A bit further on and there was my third new species of the day: Common Spotted Orchids. Like the marsh orchids, they were very early – I was used to seeing these hit their peak around the summer solstice back home – and there were droves of them. Their waxy leaves are splattered with purple, and their flowers are pale fuchsia, with lilac loops and cryptic squiggles, as if telling a story. I kept my distance: get too close and they’re hypnotic.

I jumped back on my bike and cycled towards the sea, passing a long ditch of Loose-flowered Orchids. They were certainly the most southerly orchids I would find this year. The Channel Islands have played host to several other orchids in the past that haven’t yet established themselves on the British mainland. Tongue Orchids, of the genus Serapias, are Mediterranean in origin but occasionally turn up on the Channel Islands. They are pale grey with reddish streaks and a flat auburn tongue of a petal. They supposedly attract pollinators by mimicking little insect burrows.

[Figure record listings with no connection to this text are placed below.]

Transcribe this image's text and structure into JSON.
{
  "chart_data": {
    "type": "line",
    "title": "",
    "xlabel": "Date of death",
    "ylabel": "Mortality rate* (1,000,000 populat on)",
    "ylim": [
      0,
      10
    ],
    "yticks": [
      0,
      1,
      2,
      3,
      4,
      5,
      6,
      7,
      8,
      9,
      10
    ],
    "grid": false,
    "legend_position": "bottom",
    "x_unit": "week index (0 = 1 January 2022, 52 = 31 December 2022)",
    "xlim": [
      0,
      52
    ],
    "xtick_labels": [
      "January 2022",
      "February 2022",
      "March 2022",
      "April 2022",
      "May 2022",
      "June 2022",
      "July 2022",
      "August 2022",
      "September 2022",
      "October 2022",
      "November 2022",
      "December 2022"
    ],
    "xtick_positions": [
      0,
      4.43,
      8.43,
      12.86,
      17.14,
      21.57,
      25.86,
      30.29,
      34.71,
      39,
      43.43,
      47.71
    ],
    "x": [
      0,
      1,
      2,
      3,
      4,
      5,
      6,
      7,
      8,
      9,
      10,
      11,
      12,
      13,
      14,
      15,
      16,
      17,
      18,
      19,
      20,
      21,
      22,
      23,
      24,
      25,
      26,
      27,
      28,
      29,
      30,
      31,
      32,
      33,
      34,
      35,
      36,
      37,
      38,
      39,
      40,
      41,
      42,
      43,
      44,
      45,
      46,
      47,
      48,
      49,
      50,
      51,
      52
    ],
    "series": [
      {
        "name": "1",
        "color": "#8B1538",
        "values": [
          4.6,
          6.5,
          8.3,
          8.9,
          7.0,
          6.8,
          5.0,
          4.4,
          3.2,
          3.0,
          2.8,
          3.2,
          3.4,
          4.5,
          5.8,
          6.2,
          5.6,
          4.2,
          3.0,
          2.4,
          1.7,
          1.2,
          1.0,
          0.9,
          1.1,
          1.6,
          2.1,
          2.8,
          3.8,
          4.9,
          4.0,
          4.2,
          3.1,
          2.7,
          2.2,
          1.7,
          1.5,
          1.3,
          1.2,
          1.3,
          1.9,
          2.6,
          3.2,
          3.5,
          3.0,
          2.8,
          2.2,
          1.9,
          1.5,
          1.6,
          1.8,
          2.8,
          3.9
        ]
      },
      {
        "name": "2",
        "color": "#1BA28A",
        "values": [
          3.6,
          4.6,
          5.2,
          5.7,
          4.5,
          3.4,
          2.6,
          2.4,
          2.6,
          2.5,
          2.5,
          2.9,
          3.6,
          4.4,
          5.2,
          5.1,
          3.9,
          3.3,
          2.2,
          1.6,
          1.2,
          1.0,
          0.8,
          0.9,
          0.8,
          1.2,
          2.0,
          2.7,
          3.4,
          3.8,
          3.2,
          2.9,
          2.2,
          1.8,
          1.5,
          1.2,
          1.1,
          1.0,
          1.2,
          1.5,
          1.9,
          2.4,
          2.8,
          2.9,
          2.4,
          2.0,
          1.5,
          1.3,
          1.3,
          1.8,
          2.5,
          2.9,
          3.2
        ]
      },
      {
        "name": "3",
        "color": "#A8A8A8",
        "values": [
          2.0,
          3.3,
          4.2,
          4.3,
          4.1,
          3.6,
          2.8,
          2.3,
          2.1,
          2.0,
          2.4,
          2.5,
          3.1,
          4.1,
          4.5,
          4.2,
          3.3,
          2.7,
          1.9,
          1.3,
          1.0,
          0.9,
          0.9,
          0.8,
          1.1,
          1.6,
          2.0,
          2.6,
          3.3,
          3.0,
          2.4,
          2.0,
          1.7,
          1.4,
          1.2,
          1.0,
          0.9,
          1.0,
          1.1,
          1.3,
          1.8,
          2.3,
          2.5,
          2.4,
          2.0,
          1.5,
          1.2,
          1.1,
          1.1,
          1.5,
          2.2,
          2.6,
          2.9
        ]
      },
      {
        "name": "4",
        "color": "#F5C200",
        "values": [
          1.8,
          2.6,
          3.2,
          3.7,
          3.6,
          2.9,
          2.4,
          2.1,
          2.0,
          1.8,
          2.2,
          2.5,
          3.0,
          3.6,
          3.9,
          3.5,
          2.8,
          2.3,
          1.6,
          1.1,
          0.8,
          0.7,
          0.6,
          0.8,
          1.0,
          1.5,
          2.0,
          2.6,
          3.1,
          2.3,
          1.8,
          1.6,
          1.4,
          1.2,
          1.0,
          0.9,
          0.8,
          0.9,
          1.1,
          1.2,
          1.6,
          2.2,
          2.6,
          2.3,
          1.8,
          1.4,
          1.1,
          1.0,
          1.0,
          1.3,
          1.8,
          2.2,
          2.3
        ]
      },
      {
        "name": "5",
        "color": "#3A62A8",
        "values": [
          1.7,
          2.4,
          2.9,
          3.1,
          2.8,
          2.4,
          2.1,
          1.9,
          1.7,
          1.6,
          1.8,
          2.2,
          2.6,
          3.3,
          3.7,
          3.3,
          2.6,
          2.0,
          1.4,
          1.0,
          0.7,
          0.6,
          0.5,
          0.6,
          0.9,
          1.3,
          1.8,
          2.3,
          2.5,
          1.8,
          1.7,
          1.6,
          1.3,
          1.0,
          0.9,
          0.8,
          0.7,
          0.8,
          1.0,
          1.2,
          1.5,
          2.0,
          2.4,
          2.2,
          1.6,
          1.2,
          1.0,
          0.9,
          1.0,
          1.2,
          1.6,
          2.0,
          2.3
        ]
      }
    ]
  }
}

The name Serapias is derived from Serapis, a composite Graeco-Egyptian god uniting the sacred bull Apis with Osiris, ruler of the underworld. His orgiastic cult inspired the Greek physician Pedanius Dioscorides to give the name Serapias to an aphrodisiacal orchid, which was later applied to the genus by Linnaeus in 1753.

Until the late 1980s, there were no records at all of these species in the UK, but in 1989 two spikes of Small-flowered Tongue Orchid were found on the coast of Cornwall. Since then, numbers have oscillated between zero and five each year. It’s unknown whether they were established as a result of wind-blown seed or deliberately introduced by a local orchid fanatic. But the fact they survived and flowered suggests global warming may already be having an effect on the range of orchid species. Might we see an influx of new species over the course of the next century? Will sightings of Small-flowered Tongue Orchid become more frequent?

I arrived at the beach, locked my bike to a railing and climbed a dune through swathes of thrift and sea campion. At the top, I had a wide-angled, unadulterated view of a crisp, docile sea, its shallow waves reflecting the sun in rhythmic pulses. Down on the shoreline, three wading birds were picking their way along the beach, acting in tandem with the water and rushing to safer ground with every swell and surge. A light breeze caused tiny grains of sand to swarm across the path before settling among the marram at my feet. The smell of salt was left hanging in the air.

After a long, refreshing swim in the sea, I returned to the dunes. I had really been in my element in the fields with the Loose-flowered Orchids. This was an ungendered obsession: with the natural world, with orchids, with nature in its purest form.